Great Buildings of Fire
At least the site doesn't have ads. Browsing the Great Buildings site www.greatbuildings.com which we looked at in November 1999, and keeping in mind last month's student manifesto about hating ads, I suddenly found myself in the middle of a TWA ad when I thought I was looking at an item on the Maison Carree. Then on the more detailed page which tells you among other things, but not many, that it is a 'well-preserved Roman temple. Corinthian columns' located in Nimes, Provence, France, you have the opportunity to read a Lufthansa ad, an ad for 3D Design Workshop, an ad for the S150 Great Buildings CDROM (GBC CD-ROM) available from Amazon, Barnes and Noble and CADOutpost, a link to the RIBA library catalogue, a link to Google with Maison Carree already entered and the first screen waiting up there for your inspection, and then another reference to Amazon where you can buy books listed in the resources section. I immediately checked back with www.modernarchitecture.com, last month's Calvinist student site, only to find a kind of chat room containing messages about buying houses in the Los Angeles region and a badly spelled plea from a British student about working in the US for a bit.
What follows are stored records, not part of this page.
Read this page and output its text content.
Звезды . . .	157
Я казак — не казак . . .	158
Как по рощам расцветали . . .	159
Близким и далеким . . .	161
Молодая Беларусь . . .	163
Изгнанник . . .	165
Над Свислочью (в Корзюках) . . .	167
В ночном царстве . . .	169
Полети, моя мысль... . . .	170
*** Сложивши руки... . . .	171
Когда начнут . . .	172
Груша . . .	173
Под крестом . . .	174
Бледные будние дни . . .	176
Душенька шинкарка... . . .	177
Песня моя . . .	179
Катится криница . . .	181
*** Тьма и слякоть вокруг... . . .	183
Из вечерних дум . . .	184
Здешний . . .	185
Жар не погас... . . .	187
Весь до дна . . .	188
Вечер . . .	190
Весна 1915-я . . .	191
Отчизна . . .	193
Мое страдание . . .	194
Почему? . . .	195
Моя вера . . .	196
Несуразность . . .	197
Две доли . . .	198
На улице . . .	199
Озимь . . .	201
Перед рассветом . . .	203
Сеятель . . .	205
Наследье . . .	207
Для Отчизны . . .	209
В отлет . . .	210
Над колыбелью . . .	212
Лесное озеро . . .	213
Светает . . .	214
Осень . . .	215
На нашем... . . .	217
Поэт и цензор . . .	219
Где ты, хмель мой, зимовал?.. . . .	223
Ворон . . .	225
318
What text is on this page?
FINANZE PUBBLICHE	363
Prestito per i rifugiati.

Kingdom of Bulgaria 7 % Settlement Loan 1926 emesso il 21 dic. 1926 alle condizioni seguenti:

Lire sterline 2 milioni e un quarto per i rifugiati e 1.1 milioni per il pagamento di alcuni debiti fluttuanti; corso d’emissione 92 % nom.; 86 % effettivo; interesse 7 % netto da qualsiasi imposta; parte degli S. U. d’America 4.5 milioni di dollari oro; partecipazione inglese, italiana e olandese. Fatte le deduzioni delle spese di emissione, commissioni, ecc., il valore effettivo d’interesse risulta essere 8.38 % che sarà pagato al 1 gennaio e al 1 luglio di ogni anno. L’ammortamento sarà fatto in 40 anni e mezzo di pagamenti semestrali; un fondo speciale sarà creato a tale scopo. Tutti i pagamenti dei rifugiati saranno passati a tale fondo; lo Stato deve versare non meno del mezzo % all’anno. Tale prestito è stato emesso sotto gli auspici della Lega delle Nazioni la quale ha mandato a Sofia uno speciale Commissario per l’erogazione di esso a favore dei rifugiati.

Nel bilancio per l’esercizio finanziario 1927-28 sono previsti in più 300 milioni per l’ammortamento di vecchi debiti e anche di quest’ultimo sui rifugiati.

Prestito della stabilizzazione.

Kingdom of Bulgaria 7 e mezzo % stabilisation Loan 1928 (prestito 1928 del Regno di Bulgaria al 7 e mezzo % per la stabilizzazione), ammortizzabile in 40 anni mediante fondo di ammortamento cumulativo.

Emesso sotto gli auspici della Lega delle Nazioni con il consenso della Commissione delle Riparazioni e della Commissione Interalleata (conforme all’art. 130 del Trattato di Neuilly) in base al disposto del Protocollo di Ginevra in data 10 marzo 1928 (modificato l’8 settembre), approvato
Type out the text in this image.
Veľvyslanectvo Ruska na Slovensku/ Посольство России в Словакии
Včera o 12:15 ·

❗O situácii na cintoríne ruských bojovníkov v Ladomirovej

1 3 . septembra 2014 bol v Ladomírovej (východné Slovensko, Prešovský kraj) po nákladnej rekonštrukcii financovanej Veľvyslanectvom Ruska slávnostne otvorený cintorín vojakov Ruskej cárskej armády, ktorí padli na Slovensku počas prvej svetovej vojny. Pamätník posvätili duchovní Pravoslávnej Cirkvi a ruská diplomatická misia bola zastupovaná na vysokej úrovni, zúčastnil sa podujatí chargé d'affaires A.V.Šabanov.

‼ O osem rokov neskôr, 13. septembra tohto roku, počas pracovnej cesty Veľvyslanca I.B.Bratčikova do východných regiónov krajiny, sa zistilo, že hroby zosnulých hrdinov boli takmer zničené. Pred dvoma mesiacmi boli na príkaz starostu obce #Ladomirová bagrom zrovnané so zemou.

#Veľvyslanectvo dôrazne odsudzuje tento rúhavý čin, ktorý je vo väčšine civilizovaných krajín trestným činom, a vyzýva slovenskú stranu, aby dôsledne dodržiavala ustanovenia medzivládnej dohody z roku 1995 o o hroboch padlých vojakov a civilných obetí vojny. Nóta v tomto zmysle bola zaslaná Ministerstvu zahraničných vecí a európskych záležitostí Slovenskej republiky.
I blushed for England. Yes, there's quite a lot more than that but not quite what was promised at the beginning of the year. Still, there are no ads.
On the other hand Great Buildings has quite a few buildings, and the above miscellany of ads littering every page. One hopeful theory I've heard is that, as in magazines and with cars in the street in front of buildings you've just photographed, you unconsciously filter out the visual interference. Still with all that ad revenue you might have expected Great Buildings to have at least mentioned that Maison Carree is a hexastyle Corinthian temple.
Castaways
There's a warning on the current Royal Institute of Australian Architects site about a design competition for three detention centres for the quaintly named Immigration and Multicultural Affairs department. 'The conditions of entry do not comply with RAIA policy.' The site is at www.raia.com.au/ and professes to have the biggest database of architects and building designers in the country. You hope it would. For some reason the database is behind a secure connection which slows things down a lot but probably makes the RAIA web people feel important. It's no better than the RIBA's list of architects and, worse, it's a guide only to practices, not names. You have to be a member with a password to access much of interest and it's pretty slow. Still it recognizes one of the most significant structures ever built in Oz, the almost unknown Sydney Myer Music Bowl, Melbourne. It is a large tension structure in a park using aluminium faced plywood panels fixed to a series of prestressed cables attached to a catenary c able stretched between two masts. It should be in all the books because it's so early: 1957 and predates Frei Otto's built work by nearly a decade. Engineers were W. L. Irwin, architects Yunken Freeman. Nice to know they know. Nice to know they care.